11. Conclusie van het voorafgaande is dat de klacht gegrond moet worden geoordeeld voor zover deze ertoe strekt te betogen dat beklaagde zodanig te kort is geschoten in hetgeen van hem in zijn hoedanigheid van dierenarts mocht worden verwacht, dat daardoor voor de gezondheidszorg voor dieren ernstige schade heeft kunnen ontstaan. Ten aanzien van de op te leggen maatregel overweegt het College dat, gelet op de ernst van de feiten, niet volstaan kan worden met een berisping. Aan beklaagde zal een geldboete worden opgelegd. Het College acht, gelet op beklaagdes proceshouding het gevaar voor recidive bepaald niet denkbeeldig. Aan beklaagde zal derhalve tevens een voorwaardelijke schorsing worden opgelegd.

Beslissing

12. Het College:

- Verklaart de klacht gegrond voorzover deze inhoudt dat beklaagde zodanig te kort is geschoten in hetgeen van hem in zijn hoedanigheid van dierenarts mocht worden verwacht dat daardoor voor de gezondheidszorg voor dieren ernstige schade heeft kunnen ontstaan;

- Verklaart de klacht ongegrond voor het overige;

- Geeft beklaagde een geldboete, als bedoeld in artikel 16, eerste lid, onderdeel c, van de Wet, ter hoogte van f 5.000

- Legt beklaagde een schorsing in de hem krachtens de Wet verleende bevoegdheid tot uitoefening van de diergeneeskunde als bedoeld in artikel 16, eerste lid, onderdeel d, van de Wet, voor de duur van zes maanden op;

- Beveelt dat aan deze schorsing geen uitvoering zal worden gegeven tenzij bij latere beslissing van het College anders wordt gelast op de grond dat beklaagde gedurende een proeftijd van twee jaren zich schuldig heeft gemaakt aan een gedraging, bedoeld in artikel 14 van de Wet;

- Beveelt dat deze uitspraak, met weglating van de namen en de woonplaatsen van de daarin genoemde personen zal worden gepubliceerd in de Staatscourant en ter publicatie zal worden aangeboden aan het Tijdschrift voor Diergeneeskunde.
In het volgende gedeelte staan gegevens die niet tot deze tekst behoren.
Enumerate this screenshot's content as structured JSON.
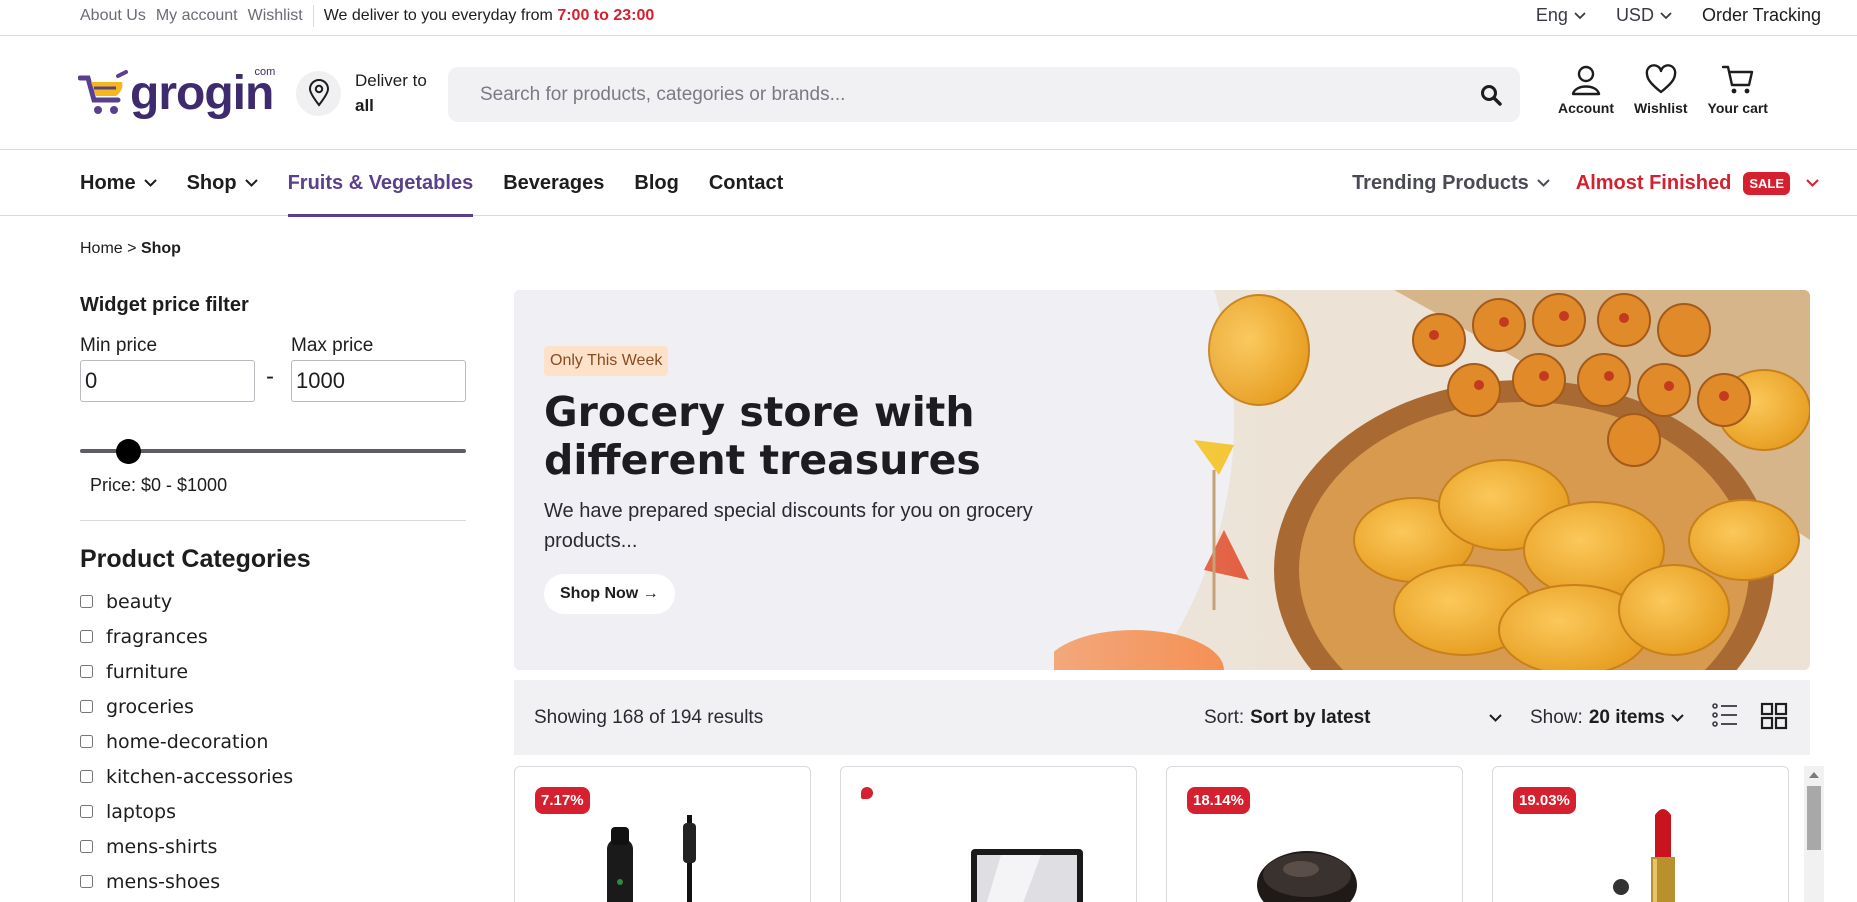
{
  "topbar": {
    "links": [
      "About Us",
      "My account",
      "Wishlist"
    ],
    "deliver_text": "We deliver to you everyday from",
    "deliver_hours": "7:00 to 23:00",
    "language": "Eng",
    "currency": "USD",
    "order_tracking": "Order Tracking"
  },
  "header": {
    "logo_text": "grogin",
    "logo_com": "com",
    "deliver_label": "Deliver to",
    "deliver_value": "all",
    "search_placeholder": "Search for products, categories or brands...",
    "account_label": "Account",
    "wishlist_label": "Wishlist",
    "cart_label": "Your cart"
  },
  "nav": {
    "items": [
      "Home",
      "Shop",
      "Fruits & Vegetables",
      "Beverages",
      "Blog",
      "Contact"
    ],
    "active_index": 2,
    "trending": "Trending Products",
    "almost_finished": "Almost Finished",
    "sale_badge": "SALE"
  },
  "breadcrumb": {
    "home": "Home",
    "separator": ">",
    "current": "Shop"
  },
  "sidebar": {
    "widget_title": "Widget price filter",
    "min_label": "Min price",
    "max_label": "Max price",
    "min_value": "0",
    "max_value": "1000",
    "dash": "-",
    "price_text": "Price: $0 - $1000",
    "categories_title": "Product Categories",
    "categories": [
      "beauty",
      "fragrances",
      "furniture",
      "groceries",
      "home-decoration",
      "kitchen-accessories",
      "laptops",
      "mens-shirts",
      "mens-shoes"
    ]
  },
  "banner": {
    "badge": "Only This Week",
    "title": "Grocery store with different treasures",
    "text": "We have prepared special discounts for you on grocery products...",
    "button": "Shop Now →"
  },
  "results": {
    "count_text": "Showing 168 of 194 results",
    "sort_label": "Sort:",
    "sort_value": "Sort by latest",
    "show_label": "Show:",
    "show_value": "20 items"
  },
  "products": [
    {
      "discount": "7.17%",
      "icon": "mascara"
    },
    {
      "discount": "",
      "icon": "mirror"
    },
    {
      "discount": "18.14%",
      "icon": "powder-compact"
    },
    {
      "discount": "19.03%",
      "icon": "lipstick"
    }
  ],
  "colors": {
    "brand": "#3e2a6e",
    "accent_red": "#d6202f",
    "nav_active": "#5a3f8c"
  }
}
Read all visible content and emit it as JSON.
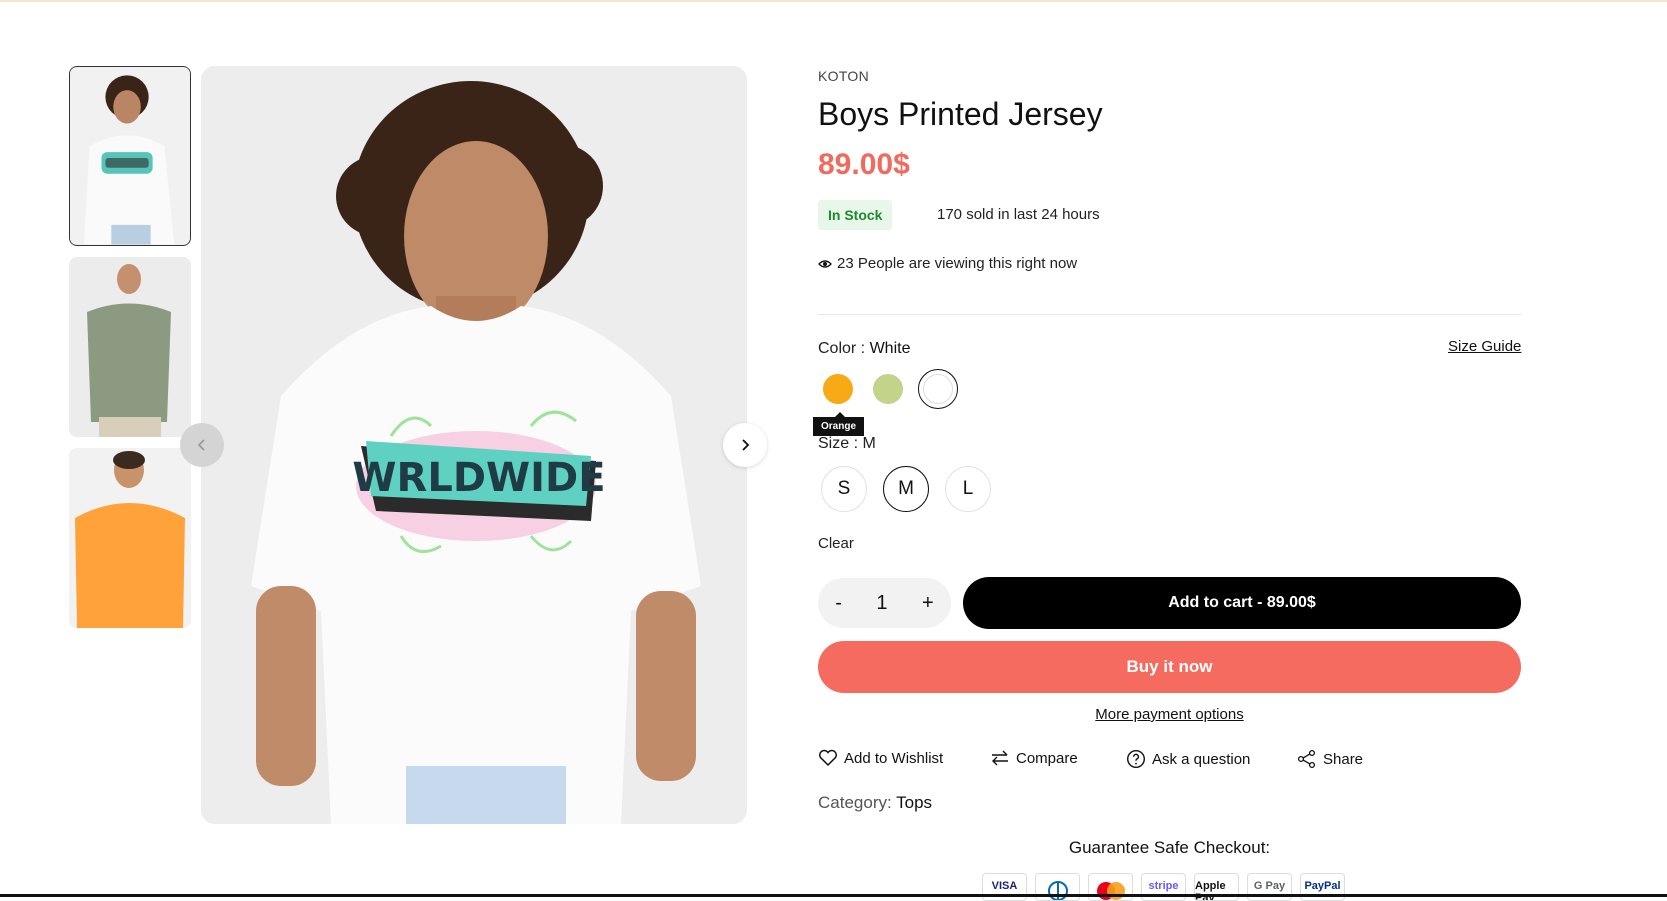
{
  "product": {
    "brand": "KOTON",
    "title": "Boys Printed Jersey",
    "price": "89.00$",
    "stock_badge": "In Stock",
    "sold_text": "170 sold in last 24 hours",
    "viewing_text": "23 People are viewing this right now"
  },
  "color": {
    "label": "Color :",
    "selected": "White",
    "size_guide": "Size Guide",
    "tooltip": "Orange",
    "swatches": [
      {
        "name": "Orange",
        "hex": "#f7a916"
      },
      {
        "name": "Green",
        "hex": "#c3d48a"
      },
      {
        "name": "White",
        "hex": "#ffffff"
      }
    ]
  },
  "size": {
    "label": "Size :",
    "selected": "M",
    "options": [
      "S",
      "M",
      "L"
    ],
    "clear": "Clear"
  },
  "cart": {
    "minus": "-",
    "quantity": "1",
    "plus": "+",
    "add_to_cart": "Add to cart - 89.00$",
    "buy_now": "Buy it now",
    "more_payment": "More payment options"
  },
  "actions": {
    "wishlist": "Add to Wishlist",
    "compare": "Compare",
    "ask": "Ask a question",
    "share": "Share"
  },
  "category": {
    "label": "Category:",
    "value": "Tops"
  },
  "checkout": {
    "title": "Guarantee Safe Checkout:",
    "methods": [
      "VISA",
      "Diners",
      "Mastercard",
      "stripe",
      "Apple Pay",
      "G Pay",
      "PayPal"
    ]
  },
  "graphic": {
    "print_text": "WRLDWIDE"
  },
  "colors": {
    "accent": "#f06a5e",
    "buy_button": "#f56b5f",
    "stock_green": "#1e8a2e"
  }
}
Aldus vastgesteld te ’s-Gravenhage door mr. dr. C.P.C.M. Oomen, voorzitter, en de leden drs. J.C.M. van Dijck, drs. J. Gutteling, drs. I.H. Harms en drs. A.S. Spruit in tegenwoordigheid van mr. P.H.M. van Beukering, secretaris.

Uitgesproken op 27 november 1997 door mr. dr. C.P.C.M. Oomen, in tegenwoordigheid van mr. R. den Bremer, plv. secretaris.

Mr. dr. C.P.C.M. Oomen.

Mr. P.H.M. van Beukering.

Noot. Het Veterinair Beroepscollege heeft in zijn beslissing van 4 juni 1998 het door beklaagde ingestelde beroep tegen de onderhavige uitspraak verworpen.